Avec cette proposition de loi nous apportons une solution : « Supprimer la liberté d’installation des médecins pour que l’État autorise les installations médicales dans les territoires qui en sont dépourvus ».

Nous exigeons un accès de proximité à la médecine indépendamment de notre lieu de vie.

L’article 1 vise la suppression de la libre installation des médecins. La liberté d’installation offre la possibilité à chaque médecin de s’installer professionnellement là où il le souhaite sur l’ensemble du territoire national. Cette possibilité à des effets néfastes et entraîne de nombreuses conséquences en termes de démographie médicale. Les zones denses urbanisées se retrouvent dotées de médecins tandis que d’autres territoires en subissent une pénurie importante. On qualifie ainsi ces territoires de « déserts médicaux ». Cette liberté pose de nombreux problèmes notamment en termes d’égalité d’accès aux soins, c’est la raison pour laquelle cet article propose de la supprimer.

L’article 2 vise à rappeler l’objectif d’accessibilité aux médecins. Il prévoit que l’organisation du système de soins soit adaptée afin de garantir à chaque citoyenne et chaque citoyen un accès rapide et de proximité à un service de médecine.
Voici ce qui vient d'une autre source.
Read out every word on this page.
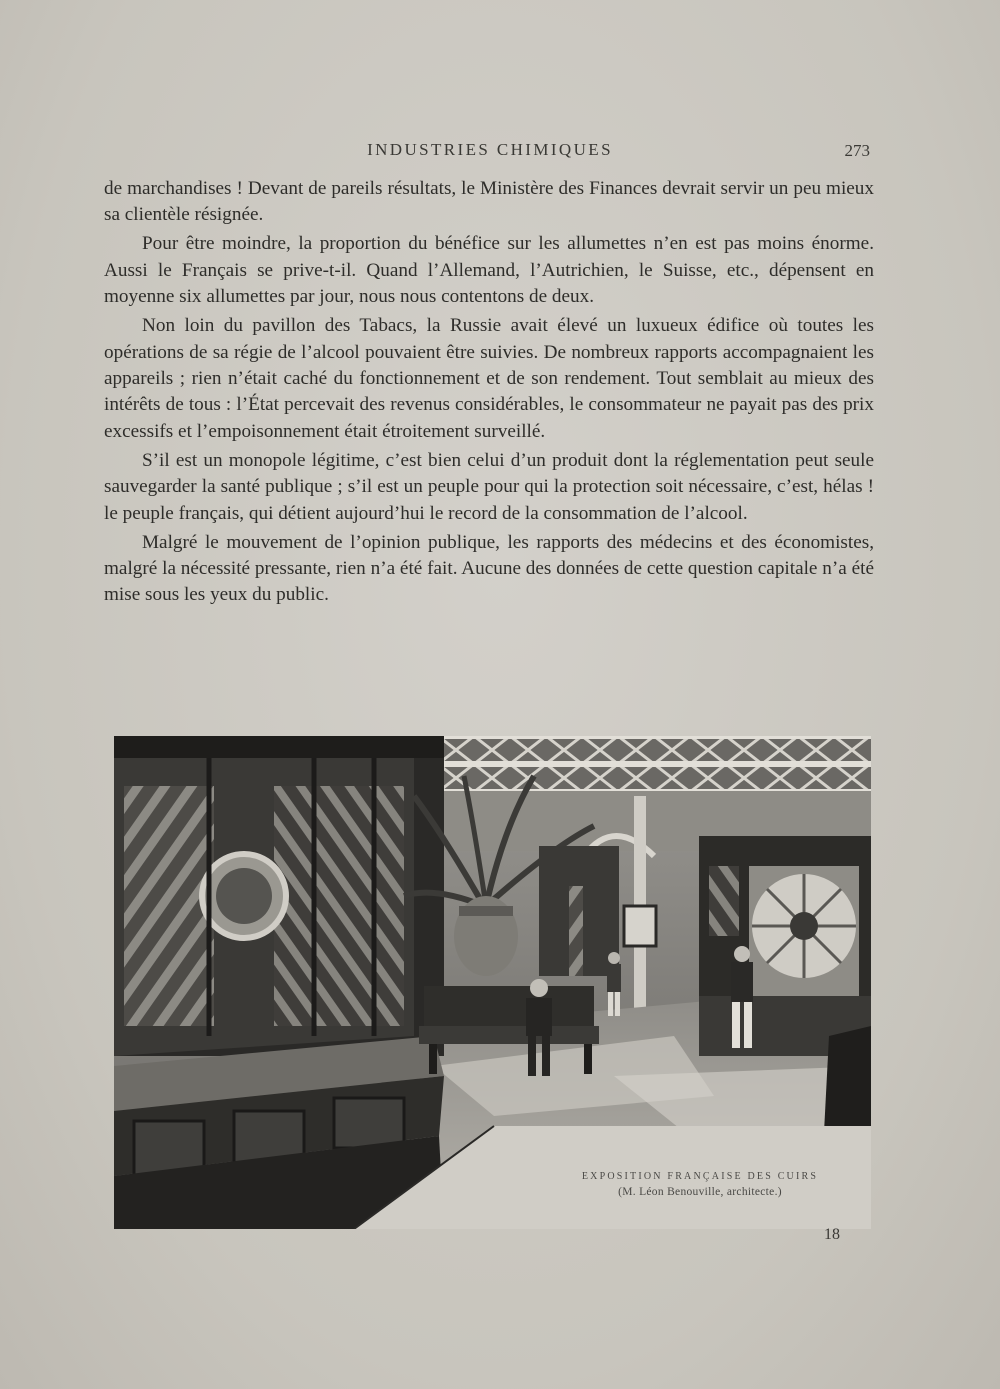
INDUSTRIES CHIMIQUES	273

de marchandises ! Devant de pareils résultats, le Ministère des Finances devrait servir un peu mieux sa clientèle résignée.

Pour être moindre, la proportion du bénéfice sur les allumettes n’en est pas moins énorme. Aussi le Français se prive-t-il. Quand l’Allemand, l’Autrichien, le Suisse, etc., dépensent en moyenne six allumettes par jour, nous nous contentons de deux.

Non loin du pavillon des Tabacs, la Russie avait élevé un luxueux édifice où toutes les opérations de sa régie de l’alcool pouvaient être suivies. De nombreux rapports accompagnaient les appareils ; rien n’était caché du fonctionnement et de son rendement. Tout semblait au mieux des intérêts de tous : l’État percevait des revenus considérables, le consommateur ne payait pas des prix excessifs et l’empoisonnement était étroitement surveillé.

S’il est un monopole légitime, c’est bien celui d’un produit dont la réglementation peut seule sauvegarder la santé publique ; s’il est un peuple pour qui la protection soit nécessaire, c’est, hélas ! le peuple français, qui détient aujourd’hui le record de la consommation de l’alcool.

Malgré le mouvement de l’opinion publique, les rapports des médecins et des économistes, malgré la nécessité pressante, rien n’a été fait. Aucune des données de cette question capitale n’a été mise sous les yeux du public.

EXPOSITION FRANÇAISE DES CUIRS
(M. Léon Benouville, architecte.)
18
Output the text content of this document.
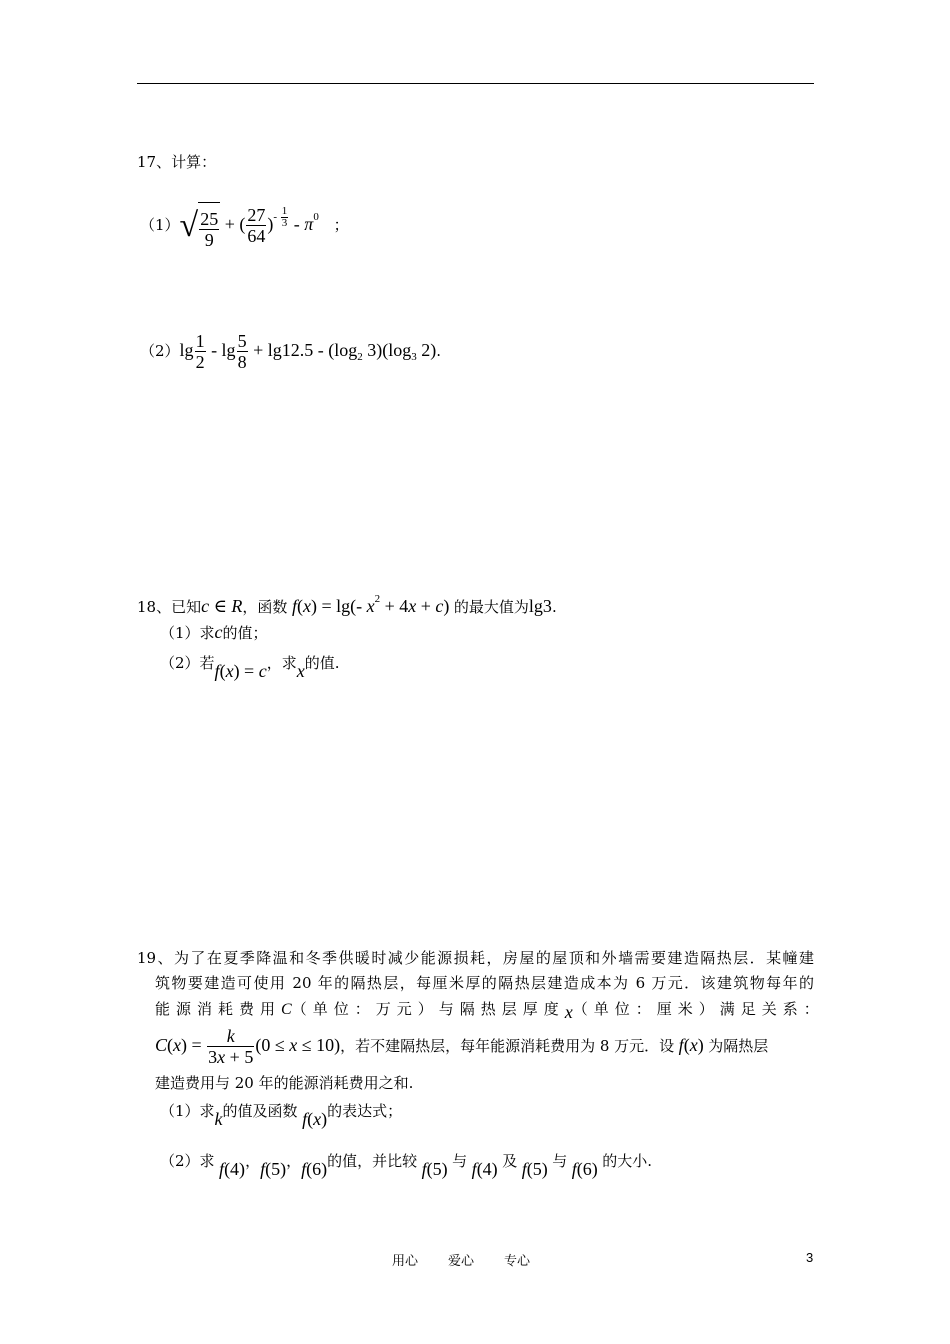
17、计算：
$(1)√ \frac{25}{9}$ + ( $\frac{27}{64} )^{- \frac{1}{3}} - \pi^0$ ；
$(2)\lg \frac{1}{2} - \lg \frac{5}{8} + \lg 12.5 - (\log_2$ $3)(\log_3$ 2).
18、已知c ∈ R，函数 f(x) = lg(- $x^2 + 4x + c$) 的最大值为lg3.
（1）求c的值；
（2）若f(x) = c，求x的值.
19、为了在夏季降温和冬季供暖时减少能源损耗，房屋的屋顶和外墙需要建造隔热层．某幢建
筑物要建造可使用 20 年的隔热层，每厘米厚的隔热层建造成本为 6 万元．该建筑物每年的
能源消耗费用 C （单位：万元）与隔热层厚度 x （单位：厘米）满足关系：
$C(x) = \frac{k}{3x + 5} (0 \le x \le 10)$，若不建隔热层，每年能源消耗费用为 8 万元．设 f(x) 为隔热层
建造费用与 20 年的能源消耗费用之和.
（1）求k的值及函数 f(x)的表达式；
（2）求 f(4)，f(5)，f(6)的值，并比较 f(5) 与 f(4) 及 f(5) 与 f(6) 的大小.
用心 爱心 专心	3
L’article 3 vise à réglementer l’installation des médecins. Il prévoit que, dès la promulgation de cette proposition de loi, les nouveaux médecins libéraux ne pourront s’installer que dans des zones définies par le Ministère des Affaires sociales et de la Santé, sur proposition des Agences Régionales de Santé. Ces zones, révisées tous les deux ans, devront respecter un certain nombre de critères définis par décret tels que l’égale répartition territoriale de l’accès aux soins, l’analyse démographique de l’évolution prévisible du nombre de professionnels installés et l’accessibilité rapide pour toutes et tous à un médecin.


proposition de loi

Article 1er

À l’article L. 162‑2 du code de la sécurité sociale, après la seconde occurrence du mot : « malade », les mots : « la liberté d’installation du médecin, » sont supprimés.

Article 2

Après le seizième alinéa de l’article L. 1411‑1 du code de la santé publique, il est inséré un alinéa ainsi rédigé :

« La politique de santé tend à adapter l’organisation du système de soins pour garantir une accessibilité rapide, sur l’ensemble du territoire, à un médecin. »

Article 3

Le chapitre Ier du titre III du livre Ier de la quatrième partie du code de la santé publique est complété par un article L. 4131‑8 ainsi rédigé :

« Art. L. 41318.  I. ‒ Les médecins peuvent librement s’installer, pour la première fois, dans les zones où l’implantation de cabinets médicaux apparaît utile pour satisfaire les besoins de santé de la population et garantir une répartition territoriale de l’offre de soins adaptée.

« II. ‒ Ces zones sont déterminées par une carte établie par le ministère chargé de la santé, sur proposition des agences régionales de santé. Les zones sont définies de manière détaillée au regard de critères précisés par décret, parmi lesquels une analyse démographique de l’évolution prévisible du nombre de professionnels installés et une égalité territoriale d’accès aux soins pour l’ensemble de la population.

« III. ‒ À cet effet, cette carte identifie les secteurs dans lesquels, pour satisfaire les besoins de santé de la population et garantir une répartition territoriale de l’offre de soin adaptée, la création de nouveaux cabinets médicaux apparaît utile.

« Cette carte est rendue publique et révisée tous les deux ans.

« IV. – Les médecins sont soumis à cette obligation pour une période de cinq années suivant leur première installation. »

Article 4

La charge pour les organismes de sécurité sociale est compensée par la majoration des droits mentionnés aux articles 575 et 575 A du code général des impôts.